Jika defisit dibiayai melalui pinjaman maka dapat dikatakan itu lebih buruk lagi. Karena dengan melakukan pinjaman akan menyebabkan unsustainable pada jangka panjang dan Negara tersebut dapat terjebak dalam pembayaran bunga hutang yang tinggi. Negara dengan pembayaran bunga hutang yang tinggi hanya menyisakan sedikit saja anggaran yang digunakan untuk investasi atau pembangunan.
Beberapa upaya yang dilakukan seperti pemberlakuan B-20 ( BBM dicampur 20% minyak kelapa sawit ) kelihatannya tidak dilaksanakan dengan konsisten.
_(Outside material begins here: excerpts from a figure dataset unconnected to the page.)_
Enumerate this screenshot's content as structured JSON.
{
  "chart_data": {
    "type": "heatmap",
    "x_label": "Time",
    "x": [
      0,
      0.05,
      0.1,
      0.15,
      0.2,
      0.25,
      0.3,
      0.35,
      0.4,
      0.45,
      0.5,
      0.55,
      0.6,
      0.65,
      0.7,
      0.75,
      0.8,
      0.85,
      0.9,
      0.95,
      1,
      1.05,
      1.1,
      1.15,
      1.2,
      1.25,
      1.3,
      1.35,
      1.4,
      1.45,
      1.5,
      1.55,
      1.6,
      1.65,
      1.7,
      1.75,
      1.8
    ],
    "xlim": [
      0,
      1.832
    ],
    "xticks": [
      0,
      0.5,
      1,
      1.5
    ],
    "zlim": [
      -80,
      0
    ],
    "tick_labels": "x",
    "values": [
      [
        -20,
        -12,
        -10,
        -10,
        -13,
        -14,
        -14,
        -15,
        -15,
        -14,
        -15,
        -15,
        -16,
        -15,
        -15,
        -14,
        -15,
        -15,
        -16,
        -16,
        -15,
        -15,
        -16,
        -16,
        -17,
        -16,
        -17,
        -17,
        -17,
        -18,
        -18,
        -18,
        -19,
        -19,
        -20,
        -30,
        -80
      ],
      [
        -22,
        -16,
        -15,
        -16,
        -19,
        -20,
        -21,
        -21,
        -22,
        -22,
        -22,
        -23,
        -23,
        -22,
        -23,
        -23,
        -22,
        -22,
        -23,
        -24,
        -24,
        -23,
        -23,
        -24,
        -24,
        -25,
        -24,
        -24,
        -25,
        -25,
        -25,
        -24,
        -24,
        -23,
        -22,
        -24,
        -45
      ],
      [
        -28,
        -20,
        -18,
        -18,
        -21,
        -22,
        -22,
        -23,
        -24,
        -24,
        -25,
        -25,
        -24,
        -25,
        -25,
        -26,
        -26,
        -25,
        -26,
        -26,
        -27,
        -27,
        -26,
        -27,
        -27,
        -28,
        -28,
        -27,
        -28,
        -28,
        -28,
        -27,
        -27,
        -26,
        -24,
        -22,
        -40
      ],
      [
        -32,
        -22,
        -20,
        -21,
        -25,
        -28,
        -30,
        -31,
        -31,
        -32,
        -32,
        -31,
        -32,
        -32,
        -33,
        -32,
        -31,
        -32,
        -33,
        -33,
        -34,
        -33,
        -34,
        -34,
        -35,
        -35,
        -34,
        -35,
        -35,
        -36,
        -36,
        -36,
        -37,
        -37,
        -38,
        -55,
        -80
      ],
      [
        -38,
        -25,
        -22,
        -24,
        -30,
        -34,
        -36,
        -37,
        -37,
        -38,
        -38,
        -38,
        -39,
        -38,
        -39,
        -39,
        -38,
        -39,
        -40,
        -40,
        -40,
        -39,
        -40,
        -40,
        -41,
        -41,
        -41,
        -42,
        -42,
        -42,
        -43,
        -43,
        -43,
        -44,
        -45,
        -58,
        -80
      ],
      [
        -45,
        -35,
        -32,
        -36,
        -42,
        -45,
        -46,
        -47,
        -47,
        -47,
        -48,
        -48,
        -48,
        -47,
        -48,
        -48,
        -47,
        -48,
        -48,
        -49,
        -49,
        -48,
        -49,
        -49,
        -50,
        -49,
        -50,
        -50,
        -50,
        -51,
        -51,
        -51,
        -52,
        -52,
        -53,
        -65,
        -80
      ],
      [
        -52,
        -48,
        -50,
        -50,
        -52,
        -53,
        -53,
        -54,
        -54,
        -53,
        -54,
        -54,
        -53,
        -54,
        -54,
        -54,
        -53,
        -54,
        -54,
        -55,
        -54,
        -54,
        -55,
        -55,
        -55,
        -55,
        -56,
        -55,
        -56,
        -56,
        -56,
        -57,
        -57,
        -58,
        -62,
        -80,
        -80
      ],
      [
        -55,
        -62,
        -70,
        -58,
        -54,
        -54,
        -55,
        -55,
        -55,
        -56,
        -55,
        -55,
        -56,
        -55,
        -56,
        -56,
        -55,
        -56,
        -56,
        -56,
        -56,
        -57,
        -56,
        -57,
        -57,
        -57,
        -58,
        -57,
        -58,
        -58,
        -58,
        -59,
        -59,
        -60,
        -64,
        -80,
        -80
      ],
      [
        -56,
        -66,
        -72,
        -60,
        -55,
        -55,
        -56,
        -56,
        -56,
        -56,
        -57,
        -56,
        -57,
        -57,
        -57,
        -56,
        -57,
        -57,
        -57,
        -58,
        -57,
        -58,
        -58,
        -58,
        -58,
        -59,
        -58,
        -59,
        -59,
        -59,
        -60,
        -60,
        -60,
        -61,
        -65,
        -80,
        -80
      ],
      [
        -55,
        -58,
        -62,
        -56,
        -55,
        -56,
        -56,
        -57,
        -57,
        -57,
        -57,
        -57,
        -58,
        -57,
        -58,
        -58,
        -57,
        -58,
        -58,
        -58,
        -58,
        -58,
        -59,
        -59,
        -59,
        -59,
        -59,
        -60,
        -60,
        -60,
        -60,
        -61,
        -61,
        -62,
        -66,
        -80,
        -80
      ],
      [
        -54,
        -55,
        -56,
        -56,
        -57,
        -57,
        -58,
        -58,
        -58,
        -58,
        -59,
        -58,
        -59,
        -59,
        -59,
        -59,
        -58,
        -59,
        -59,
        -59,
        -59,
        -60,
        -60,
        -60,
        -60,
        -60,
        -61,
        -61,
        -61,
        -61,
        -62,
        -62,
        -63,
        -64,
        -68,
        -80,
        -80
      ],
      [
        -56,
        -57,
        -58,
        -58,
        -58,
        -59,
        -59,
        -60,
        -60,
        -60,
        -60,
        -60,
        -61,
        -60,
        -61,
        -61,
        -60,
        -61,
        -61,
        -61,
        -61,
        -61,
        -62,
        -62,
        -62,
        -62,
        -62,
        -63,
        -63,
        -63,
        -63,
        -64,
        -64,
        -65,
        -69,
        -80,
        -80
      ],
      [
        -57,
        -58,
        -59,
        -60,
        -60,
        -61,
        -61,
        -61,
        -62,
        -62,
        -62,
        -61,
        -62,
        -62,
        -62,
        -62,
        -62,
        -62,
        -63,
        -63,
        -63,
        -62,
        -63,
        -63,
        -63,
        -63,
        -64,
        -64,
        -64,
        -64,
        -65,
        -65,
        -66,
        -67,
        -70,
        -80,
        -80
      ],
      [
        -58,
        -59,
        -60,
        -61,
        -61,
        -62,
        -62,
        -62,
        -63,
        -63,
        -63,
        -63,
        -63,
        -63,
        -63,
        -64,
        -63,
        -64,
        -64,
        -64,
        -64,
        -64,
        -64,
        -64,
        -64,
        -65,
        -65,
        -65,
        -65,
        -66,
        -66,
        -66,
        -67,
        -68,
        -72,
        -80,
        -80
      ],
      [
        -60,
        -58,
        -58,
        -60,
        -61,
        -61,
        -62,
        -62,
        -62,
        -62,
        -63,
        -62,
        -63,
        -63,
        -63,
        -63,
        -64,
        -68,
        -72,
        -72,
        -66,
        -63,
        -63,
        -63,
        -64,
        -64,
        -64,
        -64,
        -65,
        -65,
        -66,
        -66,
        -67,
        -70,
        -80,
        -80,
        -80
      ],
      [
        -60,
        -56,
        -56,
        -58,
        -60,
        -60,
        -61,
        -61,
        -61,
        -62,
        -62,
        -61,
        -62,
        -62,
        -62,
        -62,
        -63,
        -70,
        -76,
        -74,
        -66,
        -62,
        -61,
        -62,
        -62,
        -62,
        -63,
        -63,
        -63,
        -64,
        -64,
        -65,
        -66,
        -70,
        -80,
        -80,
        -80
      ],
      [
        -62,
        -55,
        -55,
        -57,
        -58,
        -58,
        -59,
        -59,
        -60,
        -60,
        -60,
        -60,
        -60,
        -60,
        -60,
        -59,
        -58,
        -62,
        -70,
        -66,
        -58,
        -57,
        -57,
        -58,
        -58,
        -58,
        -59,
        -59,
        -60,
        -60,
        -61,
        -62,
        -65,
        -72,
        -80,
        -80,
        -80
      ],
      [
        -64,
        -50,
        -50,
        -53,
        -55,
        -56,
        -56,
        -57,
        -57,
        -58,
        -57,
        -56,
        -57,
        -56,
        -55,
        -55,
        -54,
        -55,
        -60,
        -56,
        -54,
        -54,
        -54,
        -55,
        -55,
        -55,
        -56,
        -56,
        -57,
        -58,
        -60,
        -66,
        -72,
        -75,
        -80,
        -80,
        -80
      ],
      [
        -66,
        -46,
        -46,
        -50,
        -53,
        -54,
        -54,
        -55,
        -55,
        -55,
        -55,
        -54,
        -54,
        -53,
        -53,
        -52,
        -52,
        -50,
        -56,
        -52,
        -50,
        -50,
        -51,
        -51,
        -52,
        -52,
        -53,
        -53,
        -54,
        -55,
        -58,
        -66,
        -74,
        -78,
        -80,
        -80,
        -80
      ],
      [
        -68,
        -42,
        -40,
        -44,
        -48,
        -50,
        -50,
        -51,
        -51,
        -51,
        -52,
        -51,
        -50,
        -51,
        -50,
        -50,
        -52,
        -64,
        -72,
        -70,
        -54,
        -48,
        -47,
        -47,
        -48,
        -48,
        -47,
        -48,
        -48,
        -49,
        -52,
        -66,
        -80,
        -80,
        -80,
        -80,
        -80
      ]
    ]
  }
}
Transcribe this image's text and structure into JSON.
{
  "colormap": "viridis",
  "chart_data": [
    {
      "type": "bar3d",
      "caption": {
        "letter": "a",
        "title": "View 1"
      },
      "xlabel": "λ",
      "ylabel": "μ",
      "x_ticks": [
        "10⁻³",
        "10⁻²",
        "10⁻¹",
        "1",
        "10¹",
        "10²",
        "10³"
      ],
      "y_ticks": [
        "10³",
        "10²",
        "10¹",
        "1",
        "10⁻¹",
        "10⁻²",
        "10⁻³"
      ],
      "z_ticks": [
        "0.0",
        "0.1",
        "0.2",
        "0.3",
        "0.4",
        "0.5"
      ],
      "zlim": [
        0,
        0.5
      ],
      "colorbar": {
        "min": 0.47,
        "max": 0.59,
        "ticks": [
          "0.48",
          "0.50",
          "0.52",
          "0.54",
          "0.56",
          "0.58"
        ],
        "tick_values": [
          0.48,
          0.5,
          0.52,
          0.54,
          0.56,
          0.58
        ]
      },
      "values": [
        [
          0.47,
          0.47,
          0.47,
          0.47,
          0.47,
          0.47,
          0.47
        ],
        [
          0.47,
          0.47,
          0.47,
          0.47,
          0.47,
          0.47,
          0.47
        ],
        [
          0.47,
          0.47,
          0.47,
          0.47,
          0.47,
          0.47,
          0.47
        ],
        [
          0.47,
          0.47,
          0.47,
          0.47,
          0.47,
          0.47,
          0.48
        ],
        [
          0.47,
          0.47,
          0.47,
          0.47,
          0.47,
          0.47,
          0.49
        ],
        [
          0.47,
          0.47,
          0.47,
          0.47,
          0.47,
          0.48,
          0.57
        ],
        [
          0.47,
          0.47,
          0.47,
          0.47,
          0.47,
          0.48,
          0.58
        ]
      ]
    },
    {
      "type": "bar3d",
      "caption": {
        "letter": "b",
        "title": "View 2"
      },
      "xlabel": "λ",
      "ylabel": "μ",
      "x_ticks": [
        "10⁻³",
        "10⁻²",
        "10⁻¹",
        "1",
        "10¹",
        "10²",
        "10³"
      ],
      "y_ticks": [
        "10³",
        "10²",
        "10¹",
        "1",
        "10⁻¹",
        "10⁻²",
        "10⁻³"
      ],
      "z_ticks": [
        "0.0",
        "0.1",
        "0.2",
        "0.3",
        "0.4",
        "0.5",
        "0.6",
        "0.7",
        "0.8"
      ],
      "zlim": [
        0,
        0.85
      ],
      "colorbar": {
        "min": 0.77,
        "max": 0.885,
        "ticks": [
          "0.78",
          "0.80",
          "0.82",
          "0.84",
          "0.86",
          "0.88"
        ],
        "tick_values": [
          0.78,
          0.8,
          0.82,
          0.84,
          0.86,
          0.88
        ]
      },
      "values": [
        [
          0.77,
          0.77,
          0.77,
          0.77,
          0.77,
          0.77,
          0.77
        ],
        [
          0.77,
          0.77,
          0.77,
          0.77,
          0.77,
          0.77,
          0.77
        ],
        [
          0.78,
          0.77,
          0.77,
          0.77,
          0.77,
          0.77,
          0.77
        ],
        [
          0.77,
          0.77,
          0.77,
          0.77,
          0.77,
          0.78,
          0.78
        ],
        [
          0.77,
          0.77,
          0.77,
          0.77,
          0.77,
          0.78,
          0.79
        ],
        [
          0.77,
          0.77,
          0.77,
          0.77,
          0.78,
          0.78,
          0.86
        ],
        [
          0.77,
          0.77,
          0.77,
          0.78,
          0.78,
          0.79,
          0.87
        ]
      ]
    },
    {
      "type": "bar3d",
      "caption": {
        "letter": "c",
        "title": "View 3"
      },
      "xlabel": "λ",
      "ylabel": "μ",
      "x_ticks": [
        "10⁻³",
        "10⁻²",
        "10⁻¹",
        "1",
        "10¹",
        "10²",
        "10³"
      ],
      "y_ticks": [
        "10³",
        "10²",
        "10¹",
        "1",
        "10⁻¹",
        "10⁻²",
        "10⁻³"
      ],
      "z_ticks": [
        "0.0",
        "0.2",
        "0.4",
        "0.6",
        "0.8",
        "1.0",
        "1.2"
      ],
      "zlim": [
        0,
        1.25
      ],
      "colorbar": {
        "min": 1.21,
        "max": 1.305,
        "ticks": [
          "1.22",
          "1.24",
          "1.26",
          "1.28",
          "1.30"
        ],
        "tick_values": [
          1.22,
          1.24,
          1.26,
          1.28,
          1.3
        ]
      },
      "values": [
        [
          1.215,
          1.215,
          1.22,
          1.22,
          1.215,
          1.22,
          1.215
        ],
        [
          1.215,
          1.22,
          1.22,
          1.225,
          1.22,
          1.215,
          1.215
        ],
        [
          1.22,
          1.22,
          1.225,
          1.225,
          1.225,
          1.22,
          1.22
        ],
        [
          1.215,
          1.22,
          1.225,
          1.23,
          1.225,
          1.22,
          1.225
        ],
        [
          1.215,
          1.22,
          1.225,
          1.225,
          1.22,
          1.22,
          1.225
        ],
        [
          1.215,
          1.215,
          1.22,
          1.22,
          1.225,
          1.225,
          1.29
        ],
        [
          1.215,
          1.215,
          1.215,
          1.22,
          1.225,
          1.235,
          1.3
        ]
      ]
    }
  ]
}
Seandainya Pertamina melaksanakan dengan konsisten, paling tidak bisa menurunkan 20% angka impor.
Pengenaan tarif masuk atas sejumlah barang harusnya lebih dicermati, semisal dengan masuknya secara besar-besaran baja dari China tidak dikenakan tarif, padahal China melakukan dumping. C'mon bu Sri, moso kita sebagai pengutang tak bisa mengatur sedikit saja Negara pemberi utang. Kita akan bayar bunga dan bayar pokok lho.
Kabar baiknya....
Kabar baik dari negara-negara tetangga, hanya Indonesia yang terpuruk di kawasan ASEAN dengan nilai defisit transaksi berjalan  kuartal I 2019 sebesar US$7 miliar. Malaysia, Thailand, Vietnam, dan Singapura semuanya mengalami surplus transaksi berjalan berturut-turut yaitu US$2,6 miliar, US$6 miliar, US$1,7 miliar, dan US$17,6 miliar.
Dahlan Iskan mencatat; Â ekspor Vietnam naik 28 persen. Investasi yang masuk naik hampir 10 persen. Sudah lebih satu minggu saya di Vietnam. Dari satu daerah ke daerah lain. Sudah enam daerah saya jelajah. Secara umum, Vietnam masih jauh ketinggalan dari kita. Masih seperti Indonesia di tahun 1990-an. Tapi berubahannya memang sangat cepat.
Kamboja juga tumbuh sangat cepat. Meski keadaannya masih seperti Indonesia tahun 1980-an. Saya alami jalan-jalan di Phnom Pehn sangat padat. Mobil-mobil umumnya relatif baru. Tidak terlihat mobil jelek apalagi reot. Kelas mobilnya juga menengah ke atas.
Saya tidak melihat satu pun mobil kelas Avansa atau Xenia. Kelihatannya paling rendah cc 1500. Begitu dominan Lexus di Phnom Penh.